Machine learning-based 2-year risk prediction tool in immunoglobulin A nephropathy

Yujeong Kim; Jong Hyun Jhee; Chan Min Park; Donghwan Oh; Beom Jin Lim; Hoon Young Choi; Dukyong Yoon; Hyeong Cheon Park

doi:10.23876/j.krcp.23.076

Machine learning-based 2-year risk prediction tool in immunoglobulin A nephropathy

Kidney Res Clin Pract. 2023 Oct 27. doi: 10.23876/j.krcp.23.076. Online ahead of print.

Authors

Yujeong Kim¹, Jong Hyun Jhee², Chan Min Park¹, Donghwan Oh², Beom Jin Lim³, Hoon Young Choi^{2

4}, Dukyong Yoon^{1

5}, Hyeong Cheon Park^{2

4}

Affiliations

¹ Department of Biomedical Systems Informatics, Yonsei University College of Medicine, Yongin, Republic of Korea.
² Division of Nephrology, Department of Internal Medicine, Gangnam Severance Hospital, Yonsei University College of Medicine, Seoul, Republic of Korea.
³ Department of Pathology, Yonsei University College of Medicine, Seoul, Republic of Korea.
⁴ Severance Institute for Vascular and Metabolic Research, Yonsei University College of Medicine, Seoul, Republic of Korea.
⁵ Center for Digital Health, Yongin Severance Hospital, Yonsei University Health System, Yongin, Republic of Korea.

PMID: 37919889
DOI: 10.23876/j.krcp.23.076

Abstract

Background: This study aimed to develop a machine learning-based 2-year risk prediction model for early identification of patients with rapid progressive immunoglobulin A nephropathy (IgAN). We also assessed the model's performance to predict the long-term kidney-related outcome of patients.

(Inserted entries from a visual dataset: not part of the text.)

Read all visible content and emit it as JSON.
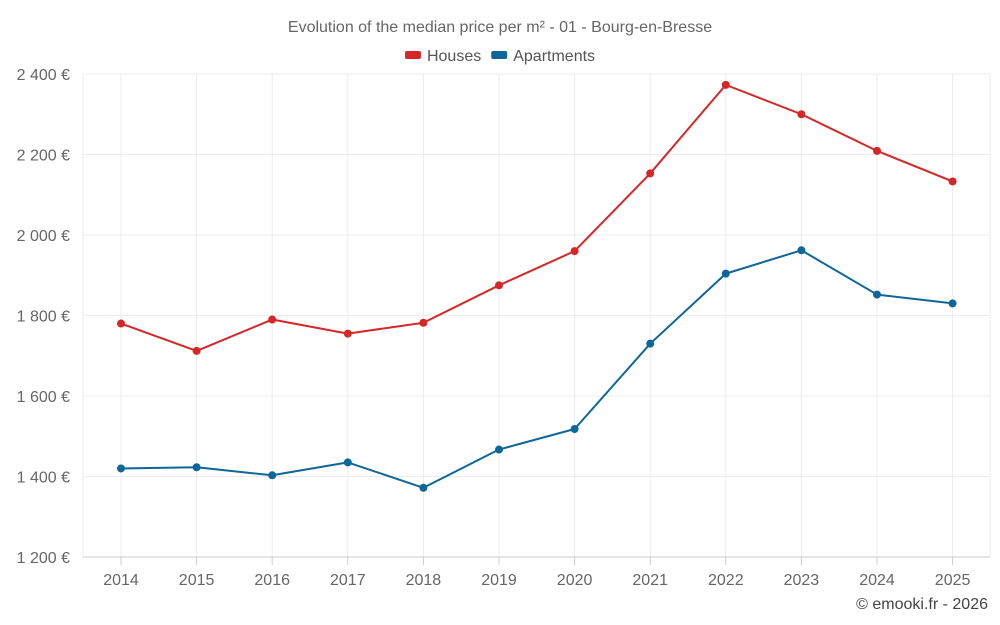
{
  "chart_data": {
    "type": "line",
    "title": "Evolution of the median price per m² - 01 - Bourg-en-Bresse",
    "categories": [
      "2014",
      "2015",
      "2016",
      "2017",
      "2018",
      "2019",
      "2020",
      "2021",
      "2022",
      "2023",
      "2024",
      "2025"
    ],
    "series": [
      {
        "name": "Houses",
        "color": "#d62728",
        "values": [
          1780,
          1712,
          1790,
          1755,
          1782,
          1875,
          1960,
          2153,
          2373,
          2300,
          2209,
          2133
        ]
      },
      {
        "name": "Apartments",
        "color": "#0e6699",
        "values": [
          1420,
          1423,
          1403,
          1435,
          1372,
          1467,
          1518,
          1730,
          1904,
          1962,
          1852,
          1830
        ]
      }
    ],
    "ylim": [
      1200,
      2400
    ],
    "y_ticks": [
      1200,
      1400,
      1600,
      1800,
      2000,
      2200,
      2400
    ],
    "y_tick_labels": [
      "1 200 €",
      "1 400 €",
      "1 600 €",
      "1 800 €",
      "2 000 €",
      "2 200 €",
      "2 400 €"
    ],
    "xlabel": "",
    "ylabel": "",
    "grid": true,
    "legend_position": "top-center"
  },
  "credit": "© emooki.fr - 2026"
}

Methods: A retrospective cohort of 1,301 patients with biopsy-proven IgAN from two tertiary hospitals was used to derive and externally validate a random forest-based prediction model predicting primary outcome (30% decline in estimated glomerular filtration rate from baseline or end-stage kidney disease requiring renal replacement therapy) and secondary outcome (improvement of proteinuria) within 2 years after kidney biopsy.

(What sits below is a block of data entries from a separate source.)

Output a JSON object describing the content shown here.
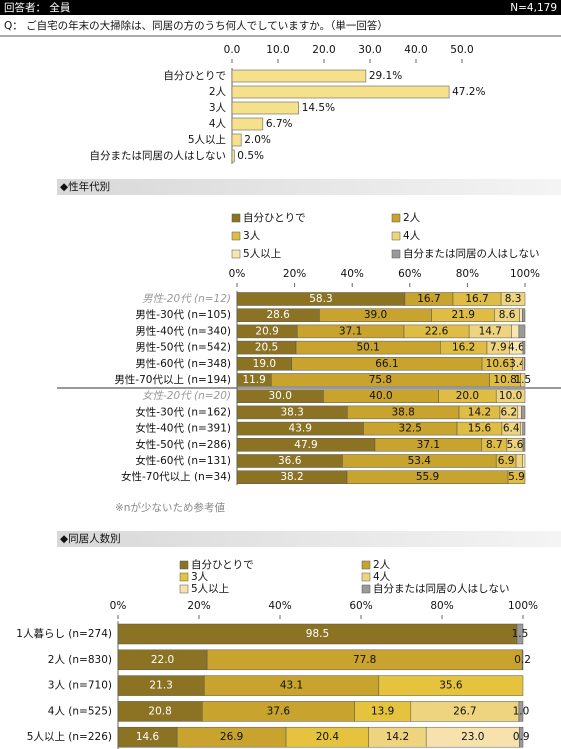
{
  "header": {
    "respondent": "回答者： 全員",
    "n": "N=4,179",
    "question": "Q：  ご自宅の年末の大掃除は、同居の方のうち何人でしていますか。（単一回答）"
  },
  "sections": [
    "◆性年代別",
    "◆同居人数別"
  ],
  "note": "※nが少ないため参考値",
  "chart_data": [
    {
      "type": "bar",
      "orientation": "horizontal",
      "color": "#f5e08c",
      "categories": [
        "自分ひとりで",
        "2人",
        "3人",
        "4人",
        "5人以上",
        "自分または同居の人はしない"
      ],
      "values": [
        29.1,
        47.2,
        14.5,
        6.7,
        2.0,
        0.5
      ],
      "value_labels": [
        "29.1%",
        "47.2%",
        "14.5%",
        "6.7%",
        "2.0%",
        "0.5%"
      ],
      "xlim": [
        0,
        50
      ],
      "xticks": [
        {
          "value": 0,
          "label": "0.0"
        },
        {
          "value": 10,
          "label": "10.0"
        },
        {
          "value": 20,
          "label": "20.0"
        },
        {
          "value": 30,
          "label": "30.0"
        },
        {
          "value": 40,
          "label": "40.0"
        },
        {
          "value": 50,
          "label": "50.0"
        }
      ]
    },
    {
      "type": "stacked_bar",
      "orientation": "horizontal",
      "muted": [
        0,
        6
      ],
      "categories": [
        "男性-20代 (n=12)",
        "男性-30代 (n=105)",
        "男性-40代 (n=340)",
        "男性-50代 (n=542)",
        "男性-60代 (n=348)",
        "男性-70代以上 (n=194)",
        "女性-20代 (n=20)",
        "女性-30代 (n=162)",
        "女性-40代 (n=391)",
        "女性-50代 (n=286)",
        "女性-60代 (n=131)",
        "女性-70代以上 (n=34)"
      ],
      "series": [
        {
          "name": "自分ひとりで",
          "color": "#8c7324",
          "values": [
            58.3,
            28.6,
            20.9,
            20.5,
            19.0,
            11.9,
            30.0,
            38.3,
            43.9,
            47.9,
            36.6,
            38.2
          ],
          "value_labels": [
            "58.3",
            "28.6",
            "20.9",
            "20.5",
            "19.0",
            "11.9",
            "30.0",
            "38.3",
            "43.9",
            "47.9",
            "36.6",
            "38.2"
          ]
        },
        {
          "name": "2人",
          "color": "#c8a32e",
          "values": [
            16.7,
            39.0,
            37.1,
            50.1,
            66.1,
            75.8,
            40.0,
            38.8,
            32.5,
            37.1,
            53.4,
            55.9
          ],
          "value_labels": [
            "16.7",
            "39.0",
            "37.1",
            "50.1",
            "66.1",
            "75.8",
            "40.0",
            "38.8",
            "32.5",
            "37.1",
            "53.4",
            "55.9"
          ]
        },
        {
          "name": "3人",
          "color": "#dfbd45",
          "values": [
            16.7,
            21.9,
            22.6,
            16.2,
            10.6,
            10.8,
            20.0,
            14.2,
            15.6,
            8.7,
            6.9,
            5.9
          ],
          "value_labels": [
            "16.7",
            "21.9",
            "22.6",
            "16.2",
            "10.6",
            "10.8",
            "20.0",
            "14.2",
            "15.6",
            "8.7",
            "6.9",
            "5.9"
          ]
        },
        {
          "name": "4人",
          "color": "#eed47e",
          "values": [
            8.3,
            8.6,
            14.7,
            7.9,
            3.4,
            1.5,
            10.0,
            6.2,
            6.4,
            5.6,
            2.3,
            0
          ],
          "value_labels": [
            "8.3",
            "8.6",
            "14.7",
            "7.9",
            "3.4",
            "1.5",
            "10.0",
            "6.2",
            "6.4",
            "5.6",
            null,
            null
          ]
        },
        {
          "name": "5人以上",
          "color": "#f7e6b0",
          "values": [
            0,
            1.0,
            2.6,
            4.6,
            0.6,
            0,
            0,
            1.2,
            0.8,
            0.3,
            0.8,
            0
          ],
          "value_labels": [
            null,
            null,
            null,
            "4.6",
            null,
            null,
            null,
            null,
            null,
            null,
            null,
            null
          ]
        },
        {
          "name": "自分または同居の人はしない",
          "color": "#9a9a9a",
          "values": [
            0,
            0.9,
            2.1,
            0.7,
            0.3,
            0,
            0,
            1.3,
            0.8,
            0.4,
            0,
            0
          ],
          "value_labels": [
            null,
            null,
            null,
            null,
            null,
            null,
            null,
            null,
            null,
            null,
            null,
            null
          ]
        }
      ],
      "xlim": [
        0,
        100
      ],
      "xticks": [
        {
          "value": 0,
          "label": "0%"
        },
        {
          "value": 20,
          "label": "20%"
        },
        {
          "value": 40,
          "label": "40%"
        },
        {
          "value": 60,
          "label": "60%"
        },
        {
          "value": 80,
          "label": "80%"
        },
        {
          "value": 100,
          "label": "100%"
        }
      ]
    },
    {
      "type": "stacked_bar",
      "orientation": "horizontal",
      "muted": [],
      "categories": [
        "1人暮らし (n=274)",
        "2人 (n=830)",
        "3人 (n=710)",
        "4人 (n=525)",
        "5人以上 (n=226)"
      ],
      "series": [
        {
          "name": "自分ひとりで",
          "color": "#8c7324",
          "values": [
            98.5,
            22.0,
            21.3,
            20.8,
            14.6
          ],
          "value_labels": [
            "98.5",
            "22.0",
            "21.3",
            "20.8",
            "14.6"
          ]
        },
        {
          "name": "2人",
          "color": "#c8a32e",
          "values": [
            0,
            77.8,
            43.1,
            37.6,
            26.9
          ],
          "value_labels": [
            null,
            "77.8",
            "43.1",
            "37.6",
            "26.9"
          ]
        },
        {
          "name": "3人",
          "color": "#e6c33e",
          "values": [
            0,
            0,
            35.6,
            13.9,
            20.4
          ],
          "value_labels": [
            null,
            null,
            "35.6",
            "13.9",
            "20.4"
          ]
        },
        {
          "name": "4人",
          "color": "#eed47e",
          "values": [
            0,
            0,
            0,
            26.7,
            14.2
          ],
          "value_labels": [
            null,
            null,
            null,
            "26.7",
            "14.2"
          ]
        },
        {
          "name": "5人以上",
          "color": "#f7e2ad",
          "values": [
            0,
            0,
            0,
            0,
            23.0
          ],
          "value_labels": [
            null,
            null,
            null,
            null,
            "23.0"
          ]
        },
        {
          "name": "自分または同居の人はしない",
          "color": "#9a9a9a",
          "values": [
            1.5,
            0.2,
            0,
            1.0,
            0.9
          ],
          "value_labels": [
            "1.5",
            "0.2",
            null,
            "1.0",
            "0.9"
          ]
        }
      ],
      "xlim": [
        0,
        100
      ],
      "xticks": [
        {
          "value": 0,
          "label": "0%"
        },
        {
          "value": 20,
          "label": "20%"
        },
        {
          "value": 40,
          "label": "40%"
        },
        {
          "value": 60,
          "label": "60%"
        },
        {
          "value": 80,
          "label": "80%"
        },
        {
          "value": 100,
          "label": "100%"
        }
      ]
    }
  ]
}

Results: For the 2-year prediction of primary outcomes, precision, recall, area-under-the-curve, precision-recall-curve, F1, and Brier score were 0.259, 0.875, 0.771, 0.242, 0.400, and 0.309, respectively. The values for the secondary outcome were 0.904, 0.971, 0.694, 0.903, 0.955, and 0.113, respectively. From Shapley Additive exPlanations analysis, the most informative feature identifying both outcomes was baseline proteinuria. When Kaplan-Meier analysis for 10-year kidney outcome risk was performed with three groups by predicting probabilities derived from the 2-year primary outcome prediction model (low, moderate, and high), high (hazard ratio [HR], 13.00; 95% confidence interval [CI], 9.52-17.77) and moderate (HR, 12.90; 95% CI, 9.92-16.76) groups showed higher risks compared with the low group. From the 2-year secondary outcome prediction model, low (HR, 1.66; 95% CI, 1.42-1.95) and moderate (HR, 1.42; 95% CI, 0.99-2.03) groups were at greater risk for 10-year prognosis than the high group.

Conclusion: Our machine learning-based 2-year risk prediction models for the progression of IgAN showed reliable performance and effectively predicted long-term kidney outcome.

Keywords: Chronic kidney failure; Immunoglobulin A nephropathy; Machine learning; Proteinuria.